The biggest reason for the move's success? It meant that Lecavalier returned to his natural position at center rather than playing left wing like he has most of the season.
"It felt great. It's just more of a moving game," Lecavalier told Sam Carchidi of the Philadelphia Inquirer after Sunday's game against the Boston Bruins. "Obviously I've played there my whole career. It just feels more natural."
Despite the fact that Lecavalier has spent nearly all of his career as a top-six forward and Hall and Rinaldo are role players, there has been solid chemistry between the new linemates.
"I think we were awesome as a line," Lecavalier told Frank Seravalli of the Philadelphia Daily News. "Wherever I'm going to be put, I'm going to do my best, but with Hall and Rinaldo I think the chemistry was definitely there.

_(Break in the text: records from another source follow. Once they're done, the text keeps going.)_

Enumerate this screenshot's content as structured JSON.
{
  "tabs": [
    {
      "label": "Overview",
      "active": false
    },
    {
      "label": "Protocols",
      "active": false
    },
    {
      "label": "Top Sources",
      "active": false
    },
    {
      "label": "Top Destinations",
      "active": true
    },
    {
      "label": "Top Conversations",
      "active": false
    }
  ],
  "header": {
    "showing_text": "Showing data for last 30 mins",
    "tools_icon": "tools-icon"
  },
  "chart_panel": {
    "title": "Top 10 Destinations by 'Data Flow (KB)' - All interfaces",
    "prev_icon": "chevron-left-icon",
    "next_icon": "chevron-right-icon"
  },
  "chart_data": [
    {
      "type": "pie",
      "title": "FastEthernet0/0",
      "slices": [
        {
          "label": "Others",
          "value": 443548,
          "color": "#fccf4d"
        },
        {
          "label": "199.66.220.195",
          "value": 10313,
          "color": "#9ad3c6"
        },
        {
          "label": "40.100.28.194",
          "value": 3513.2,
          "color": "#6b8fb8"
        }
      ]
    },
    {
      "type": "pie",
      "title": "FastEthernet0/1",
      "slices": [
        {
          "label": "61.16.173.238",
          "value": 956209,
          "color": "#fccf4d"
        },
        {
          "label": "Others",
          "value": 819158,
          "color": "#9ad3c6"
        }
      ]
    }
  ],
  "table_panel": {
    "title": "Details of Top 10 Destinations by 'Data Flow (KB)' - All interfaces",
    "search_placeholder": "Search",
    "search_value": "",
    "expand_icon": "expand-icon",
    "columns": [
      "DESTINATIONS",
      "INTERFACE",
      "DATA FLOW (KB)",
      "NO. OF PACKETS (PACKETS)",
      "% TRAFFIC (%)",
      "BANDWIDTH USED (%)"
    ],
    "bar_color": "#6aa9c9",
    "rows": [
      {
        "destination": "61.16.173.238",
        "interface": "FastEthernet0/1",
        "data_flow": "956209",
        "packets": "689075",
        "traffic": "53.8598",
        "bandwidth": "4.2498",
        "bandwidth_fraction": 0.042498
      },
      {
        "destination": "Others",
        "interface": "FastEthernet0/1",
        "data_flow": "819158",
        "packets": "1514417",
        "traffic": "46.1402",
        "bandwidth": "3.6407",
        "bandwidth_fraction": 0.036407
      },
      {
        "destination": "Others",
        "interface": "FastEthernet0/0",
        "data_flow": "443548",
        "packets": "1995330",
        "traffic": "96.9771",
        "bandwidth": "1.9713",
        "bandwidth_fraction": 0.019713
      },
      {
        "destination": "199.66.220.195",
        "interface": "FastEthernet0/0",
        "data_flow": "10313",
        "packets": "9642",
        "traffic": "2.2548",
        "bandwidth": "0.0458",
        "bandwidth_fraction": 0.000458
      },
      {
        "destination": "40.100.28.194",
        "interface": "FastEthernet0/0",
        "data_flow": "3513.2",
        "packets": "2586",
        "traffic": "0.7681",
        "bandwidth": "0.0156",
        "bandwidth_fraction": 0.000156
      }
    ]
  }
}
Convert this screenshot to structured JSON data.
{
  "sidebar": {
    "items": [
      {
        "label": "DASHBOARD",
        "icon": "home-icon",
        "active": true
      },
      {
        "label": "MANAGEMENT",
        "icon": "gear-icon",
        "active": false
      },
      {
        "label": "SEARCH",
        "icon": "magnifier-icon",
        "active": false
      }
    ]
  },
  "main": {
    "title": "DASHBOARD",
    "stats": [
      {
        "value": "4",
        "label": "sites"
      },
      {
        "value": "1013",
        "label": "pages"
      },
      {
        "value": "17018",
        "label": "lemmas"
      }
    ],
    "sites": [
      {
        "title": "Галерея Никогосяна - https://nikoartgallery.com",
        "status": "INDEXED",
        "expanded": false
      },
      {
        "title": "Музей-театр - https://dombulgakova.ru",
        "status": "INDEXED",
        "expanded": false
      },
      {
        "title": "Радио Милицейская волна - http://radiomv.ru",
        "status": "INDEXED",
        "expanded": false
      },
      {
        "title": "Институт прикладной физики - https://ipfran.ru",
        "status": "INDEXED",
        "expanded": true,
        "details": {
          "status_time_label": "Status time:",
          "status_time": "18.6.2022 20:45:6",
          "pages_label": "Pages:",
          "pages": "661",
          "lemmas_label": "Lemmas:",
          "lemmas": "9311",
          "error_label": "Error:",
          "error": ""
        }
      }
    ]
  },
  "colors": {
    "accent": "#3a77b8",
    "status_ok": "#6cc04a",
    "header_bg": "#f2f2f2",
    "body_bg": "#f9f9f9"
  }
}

We were finding each other. We were making some good plays at the net. I love playing with them, for sure."
Berube agreed, although he almost seemed surprised. "For whatever reason, they've got chemistry," he admitted to Carchidi.
It wasn't surprising that Hall was excited to play with Lecavalier. The two were teammates with the Tampa Bay Lightning and did occasionally play on the same line. "He's a tremendous player, he's got tremendous abilities," Hall told NHL.com's Adam Kimelman. "He has that ability to create plays, create offense. He's got an amazing shot. ... Adds that extra little bit of ability [to the line]. I'm excited to play with him obviously."
Against a Boston club that has a very solid defense, Lecavalier had nine shots on goal, his best single-game performance in more than three years. His first goal was the 400th of his NHL career, making him the 90th player in NHL history to reach that milestone.
It seems odd that a career goal scorer like Lecavalier is comfortable playing with a pair of players who have 10 points total between them for the season, but so far, the combination has proved to be effective.
The move has barely altered Lecavalier's ice time, mostly because he is still playing on the Flyers' power-play unit. In fact, the veteran is averaging 2:32 per game while Philadelphia has the extra attacker. This allows him to see some ice time with more "creative" offensive players as well.
When he is out with the fourth line, Lecavalier creates matchup problems for opposing coaches because they cannot let down defensively regardless of which unit Berube sends onto the ice for Philadelphia.
A comfortable and productive Lecavalier would be a big asset for the Flyers in the playoffs.
"He is a key piece [of the team]," Berube told Carchidi. "I never thought he wasn't."